Influenciadores que tiveram suas redes sociais suspensas pelo ministro do Supremo Tribunal Federal (STF) Alexandre de Moraes por divulgação de discursos considerados antidemocráticos têm se refugiado no Rumble, uma plataforma de vídeos autointitulada “imune à cultura do cancelamento”. Nesta rede, eles mantêm a produção de conteúdos, que são disparados em aplicativos de mensagens, e intensificam o diálogo com apoiadores.
Os perfis, na maioria, são de apoiadores de Jair Bolsonaro – como os jornalistas Paulo Figueiredo e Rodrigo Constantino, o blogueiro Allan dos Santos, foragido da Justiça brasileira, e o podcaster Bruno Aiub, conhecido como Monark.

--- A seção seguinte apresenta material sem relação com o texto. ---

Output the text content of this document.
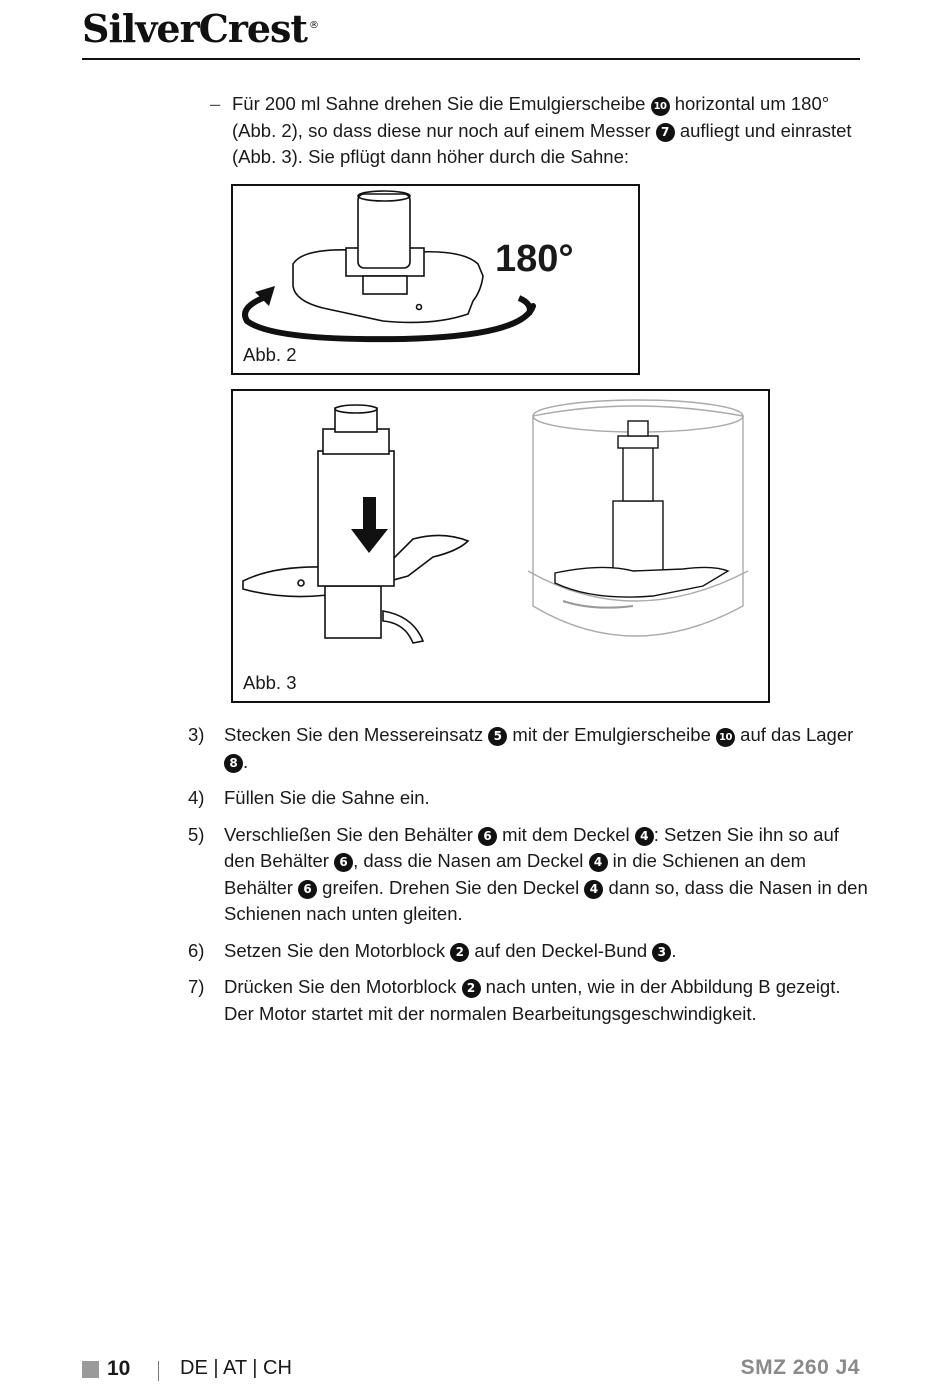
SilverCrest ®
– Für 200 ml Sahne drehen Sie die Emulgierscheibe 10 horizontal um 180° (Abb. 2), so dass diese nur noch auf einem Messer 7 aufliegt und einrastet (Abb. 3). Sie pflügt dann höher durch die Sahne:
180°
Abb. 2
Abb. 3
3) Stecken Sie den Messereinsatz 5 mit der Emulgierscheibe 10 auf das Lager 8 .
4) Füllen Sie die Sahne ein.
5) Verschließen Sie den Behälter 6 mit dem Deckel 4 : Setzen Sie ihn so auf den Behälter 6 , dass die Nasen am Deckel 4 in die Schienen an dem Behälter 6 greifen. Drehen Sie den Deckel 4 dann so, dass die Nasen in den Schienen nach unten gleiten.
6) Setzen Sie den Motorblock 2 auf den Deckel-Bund 3 .
7) Drücken Sie den Motorblock 2 nach unten, wie in der Abbildung B gezeigt. Der Motor startet mit der normalen Bearbeitungsgeschwindigkeit.
10 DE | AT | CH	SMZ 260 J4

Relatório do terceiro trimestre de 2022 da empresa aponta que 71 milhões de pessoas no mundo acessam o site – 57 milhões nos EUA e no Canadá.
O Rumble já foi mencionado em decisão do Supremo, de 11 de janeiro, que pedia o bloqueio da conta de Monark – ordem desobedecida pela plataforma. O podcaster fez parte da primeira iniciativa de expansão da rede no Brasil, quando a empresa firmou, em março do ano passado, contrato de exclusividade com ele e com o influenciador de esquerda Reginaldo Ferreira da Silva, o Ferréz, para publicar vídeos no site.
Monark é um dos mais ativos na rede, na qual critica o Judiciário e reclama de “censura”. Diz com frequência que o Brasil está sob “ditadura”. “A China é mais democrática do que o Brasil. Lá, pelo menos, um cara não decide tudo”, afirmou ele durante live no dia 23, em uma referência a Moraes.
Durante os atos do dia 8 de janeiro, Monark afirmou ter “simpatia” pelos radicais. “Esse nosso Estado é uma ditadura nefasta e autoritária.” Horas depois, ele condenou as ações, mas isso não impediu que tivesse as contas suspensas. A reportagem procurou Monark, mas não obteve resposta.
A negociação de Monark com o Rumble foi intermediada pelo jornalista americano radicado no Brasil Glenn Greenwald, que também tem um canal na plataforma. Glenn, que passou a criticar as decisões de Moraes, virou alvo da esquerda. O jornalista entrevistou Monark em seu canal e afirmou que o Brasíl passa por um “regime de censura.”
No dia 6, Allan dos Santos publicou um episódio do seu podcast Guerra da Informação que não teve sua participação, mas de dois outros apresentadores. Um deles fala que é uma “questão de tempo” para uma convulsão social no Brasil. “Não vai demorar muito para todos nós vermos o resultado de toda essa pressão sobre o povo brasileiro, sobre a sociedade e também, pasmem, sobre os militares”, diz o locutor.
O mesmo conteúdo também está no ar no Spotify, a maior plataforma de reprodução de músicas e podcasts do mundo. A empresa não respondeu à reportagem.
Divergência
Para especialistas, a ausência de restrições mais rígidas da plataforma atrai influenciadores. “As grandes plataformas passaram a tomar medidas incômodas; as pequenas não respeitam”, disse o diretor executivo do InternetLab, Francisco Brito Cruz. “Se o Rumble receber uma ordem judicial brasileira e não cumprir, não é uma questão de querer ou não. Ele não pode fazer isso. Pode-se discutir, questionar a decisão, mas não pode descumprir.”
Já na avaliação do advogado André Marsiglia, as suspensões de Moraes podem configurar “censura prévia”. “Entendo que suspender um perfil é censura prévia porque é impedir uma pessoa de se manifestar no futuro. Não existe um ilícito futuro, um ilícito que não aconteceu”, disse.
Cruz defendeu a adoção de ações preventivas para evitar episódios como o ataque do dia 8. Telegram e Rumble não responderam. O Supremo não quis comentar. Allan dos Santos, Constantino e Figueiredo não foram localizados.